そんなものが……なぜ、入っているのですか……?」
テオドールが、信じきれないものを見るように呟く。
「……分かりません。ですが、あれは間違いなく穢れです。
魔物、あるいはその発生地帯にしか存在しないはずのもの……ですが……」
そこまで言いかけて。
カトレアさんの表情が、凍りついた。
「……まさか……」
かすれた声。
「今まで私は……敬愛するセラフィーネ様に……
穢れを……飲ませていた……?」
――私たちが。
――セラフィーネ様を、殺しかけていた……?
呆然と、小瓶を見つめる。
手は震え、力なく揺れていた。
気づけなかったとはいえ、
大切な人に“毒”を与え続けていた事実。
その衝撃は、あまりにも重い。
テオドールもまた、言葉を失っていた。
⸻
「……わ、私は執事長を呼んでまいります!」
薬を運んできた使用人が、弾かれたように部屋を出ていく。
報告に向かったのだろう。
……判断が早い。
思考の片隅でそう評価しながら、私は現状へ意識を戻す。
二人は、完全に思考が止まっている。
ならばまず、この危険な薬を――。
私はそれを収納へと仕舞う。
これで、ひとまず外的な脅威は排除できた。
だが――問題は。
……セラフィーネさん。
今の状態だとあの薬が、“近づくだけで”反応するだろう。
穢れは穢れを引き寄せ、取り込もうとする性質がある。
そしてそれはやがて、形を持つ。
――魔物として。
体内の穢れが刺激されれば、当然、負荷がかかる。
むしろ――
もう、始まっている……?
「うぅ……っ、ああ……」
掠れた呻き声。
「!セラフィーネ様!」
「母上!!」
その一声で、二人の意識が引き戻される。
ベッドへ駆け寄る二人に続き、私も飛び乗る。
視る。
――やはり。
体内の穢れが、蠢いている。
静かに潜んでいたそれが、刺激を受けて活性化している。
全身を巡り、暴れ回るように。
だがそれは、二人には見えていない。
ただ苦しむ姿に、必死に声をかけることしかできない。
「……テオドール、カトレア。
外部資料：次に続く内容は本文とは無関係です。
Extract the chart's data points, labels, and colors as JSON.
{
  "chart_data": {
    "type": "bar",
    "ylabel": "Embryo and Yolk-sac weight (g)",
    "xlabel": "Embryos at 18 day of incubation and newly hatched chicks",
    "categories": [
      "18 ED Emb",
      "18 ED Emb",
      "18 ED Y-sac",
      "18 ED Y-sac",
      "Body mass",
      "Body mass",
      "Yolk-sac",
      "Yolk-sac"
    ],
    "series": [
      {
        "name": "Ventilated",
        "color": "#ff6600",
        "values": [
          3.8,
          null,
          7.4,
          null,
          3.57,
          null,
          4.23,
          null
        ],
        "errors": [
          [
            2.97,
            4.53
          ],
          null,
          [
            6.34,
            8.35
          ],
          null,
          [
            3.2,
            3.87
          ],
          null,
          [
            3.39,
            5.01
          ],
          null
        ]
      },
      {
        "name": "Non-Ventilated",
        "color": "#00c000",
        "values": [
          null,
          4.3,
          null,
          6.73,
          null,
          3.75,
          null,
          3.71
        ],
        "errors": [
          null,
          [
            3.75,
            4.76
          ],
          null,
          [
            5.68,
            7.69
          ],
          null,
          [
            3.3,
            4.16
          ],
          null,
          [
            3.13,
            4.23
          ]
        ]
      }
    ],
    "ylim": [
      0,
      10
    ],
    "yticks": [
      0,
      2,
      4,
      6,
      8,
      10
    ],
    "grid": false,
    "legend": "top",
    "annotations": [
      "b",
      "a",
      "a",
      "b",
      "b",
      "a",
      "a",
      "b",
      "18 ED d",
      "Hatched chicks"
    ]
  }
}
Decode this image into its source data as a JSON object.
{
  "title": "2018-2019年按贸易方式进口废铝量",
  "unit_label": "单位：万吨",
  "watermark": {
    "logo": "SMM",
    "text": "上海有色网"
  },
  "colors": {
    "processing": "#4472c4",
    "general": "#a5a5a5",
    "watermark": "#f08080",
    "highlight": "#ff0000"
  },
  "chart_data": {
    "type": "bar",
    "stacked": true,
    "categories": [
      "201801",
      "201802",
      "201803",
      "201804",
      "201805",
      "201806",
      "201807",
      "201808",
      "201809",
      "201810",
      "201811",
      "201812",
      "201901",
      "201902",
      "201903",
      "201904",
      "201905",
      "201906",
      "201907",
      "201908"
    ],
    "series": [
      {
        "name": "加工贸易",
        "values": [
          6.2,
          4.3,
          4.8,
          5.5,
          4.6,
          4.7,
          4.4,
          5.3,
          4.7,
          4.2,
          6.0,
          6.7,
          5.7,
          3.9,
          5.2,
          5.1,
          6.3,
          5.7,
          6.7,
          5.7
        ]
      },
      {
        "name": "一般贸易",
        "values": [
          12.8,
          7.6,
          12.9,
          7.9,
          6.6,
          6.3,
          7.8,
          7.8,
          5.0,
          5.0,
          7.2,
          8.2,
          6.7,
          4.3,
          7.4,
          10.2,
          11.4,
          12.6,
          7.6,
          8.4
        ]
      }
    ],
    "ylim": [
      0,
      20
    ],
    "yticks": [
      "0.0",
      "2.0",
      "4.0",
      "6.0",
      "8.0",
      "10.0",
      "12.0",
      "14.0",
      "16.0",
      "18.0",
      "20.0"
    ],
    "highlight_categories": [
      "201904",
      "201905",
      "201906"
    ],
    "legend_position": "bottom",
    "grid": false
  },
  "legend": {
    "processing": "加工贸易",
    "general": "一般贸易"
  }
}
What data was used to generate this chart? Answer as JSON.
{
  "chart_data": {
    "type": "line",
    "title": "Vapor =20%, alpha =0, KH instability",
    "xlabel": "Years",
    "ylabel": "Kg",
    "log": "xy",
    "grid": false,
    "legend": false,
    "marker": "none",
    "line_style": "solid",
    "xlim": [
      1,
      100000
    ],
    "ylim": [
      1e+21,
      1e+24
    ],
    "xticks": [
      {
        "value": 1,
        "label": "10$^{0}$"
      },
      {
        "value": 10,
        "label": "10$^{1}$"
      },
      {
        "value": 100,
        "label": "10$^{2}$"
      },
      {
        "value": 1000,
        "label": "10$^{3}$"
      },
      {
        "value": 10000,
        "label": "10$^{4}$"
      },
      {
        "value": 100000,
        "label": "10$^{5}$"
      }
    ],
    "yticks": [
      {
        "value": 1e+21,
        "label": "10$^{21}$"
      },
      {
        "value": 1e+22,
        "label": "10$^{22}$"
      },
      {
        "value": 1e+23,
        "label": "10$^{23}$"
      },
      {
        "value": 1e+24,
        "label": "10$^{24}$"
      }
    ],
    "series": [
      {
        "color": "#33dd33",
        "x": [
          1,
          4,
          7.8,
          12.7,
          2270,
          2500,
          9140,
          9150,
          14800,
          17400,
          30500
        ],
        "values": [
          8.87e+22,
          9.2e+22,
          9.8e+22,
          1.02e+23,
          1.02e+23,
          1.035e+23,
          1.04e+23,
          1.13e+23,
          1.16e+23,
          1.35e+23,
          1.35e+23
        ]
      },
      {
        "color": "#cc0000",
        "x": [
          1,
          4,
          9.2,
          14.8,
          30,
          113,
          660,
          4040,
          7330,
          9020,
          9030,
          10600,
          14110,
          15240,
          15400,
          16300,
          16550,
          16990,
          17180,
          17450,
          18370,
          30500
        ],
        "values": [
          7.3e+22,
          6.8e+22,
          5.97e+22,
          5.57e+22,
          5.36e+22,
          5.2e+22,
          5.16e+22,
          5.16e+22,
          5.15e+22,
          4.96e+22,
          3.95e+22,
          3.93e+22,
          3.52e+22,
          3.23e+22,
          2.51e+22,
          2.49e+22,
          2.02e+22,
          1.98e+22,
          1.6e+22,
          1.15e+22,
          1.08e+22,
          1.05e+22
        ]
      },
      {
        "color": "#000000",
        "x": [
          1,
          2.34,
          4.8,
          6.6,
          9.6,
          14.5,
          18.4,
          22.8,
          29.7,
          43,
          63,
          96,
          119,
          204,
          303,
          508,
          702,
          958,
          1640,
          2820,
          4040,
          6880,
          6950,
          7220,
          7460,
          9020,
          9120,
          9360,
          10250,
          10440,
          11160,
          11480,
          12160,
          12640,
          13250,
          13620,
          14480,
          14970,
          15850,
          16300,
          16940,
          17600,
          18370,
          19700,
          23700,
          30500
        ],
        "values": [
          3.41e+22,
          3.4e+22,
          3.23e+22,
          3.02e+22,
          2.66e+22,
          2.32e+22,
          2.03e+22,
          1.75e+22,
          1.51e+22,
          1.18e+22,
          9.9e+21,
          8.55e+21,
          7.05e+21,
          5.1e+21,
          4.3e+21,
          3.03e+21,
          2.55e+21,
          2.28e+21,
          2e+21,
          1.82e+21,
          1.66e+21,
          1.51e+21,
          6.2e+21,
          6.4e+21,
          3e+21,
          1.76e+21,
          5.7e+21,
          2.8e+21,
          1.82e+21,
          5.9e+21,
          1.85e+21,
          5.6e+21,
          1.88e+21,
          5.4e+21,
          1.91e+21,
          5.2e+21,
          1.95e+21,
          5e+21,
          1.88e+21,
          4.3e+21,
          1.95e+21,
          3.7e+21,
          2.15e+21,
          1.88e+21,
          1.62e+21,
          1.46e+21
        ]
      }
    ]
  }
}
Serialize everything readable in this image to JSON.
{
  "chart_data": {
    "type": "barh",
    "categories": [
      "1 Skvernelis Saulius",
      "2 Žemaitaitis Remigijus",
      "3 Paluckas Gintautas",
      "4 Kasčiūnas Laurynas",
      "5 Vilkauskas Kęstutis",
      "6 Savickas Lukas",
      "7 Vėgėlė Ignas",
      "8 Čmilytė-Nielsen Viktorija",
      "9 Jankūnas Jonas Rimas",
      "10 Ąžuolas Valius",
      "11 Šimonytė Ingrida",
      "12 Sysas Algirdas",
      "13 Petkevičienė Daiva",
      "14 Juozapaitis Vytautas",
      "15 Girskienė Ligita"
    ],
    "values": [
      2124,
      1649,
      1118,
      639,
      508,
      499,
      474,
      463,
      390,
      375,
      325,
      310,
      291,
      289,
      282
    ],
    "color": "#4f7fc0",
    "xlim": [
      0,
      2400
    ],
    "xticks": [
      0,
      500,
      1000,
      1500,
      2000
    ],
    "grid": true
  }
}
私は……大丈夫よ」
薄く目を開け、セラフィーネさんが微笑む。
額には汗が滲んでいた。
痛みは、相当なはずだ。
それでもなお、気丈に振る舞う。
二人を安心させようとする、その姿。
……なんて
言葉にならない。
激痛の中でなお、誰かを思いやる。
その強さ。
その優しさ。
……なんて、高潔な方なのだろう
思わず、見入ってしまう。
⸻
……私の知る“親”とは、まるで違う。
こんなにも。
愛情とは、こんなにも――温かいものだったのか。
脳裏に、前の世界の記憶が過る。
優秀な兄姉。
称賛される存在。
――そして、私。
何も与えられなかった側。
……もし、私が有能だったなら
一瞬、そんな考えがよぎる。
だが。
……今は、違う
振り払う。
そんなことを考えている場合ではない。
助ける方法を、考えろ
視線を、再びセラフィーネ様へ。
思考を切り替える。
今、やるべきことは――ただ一つ。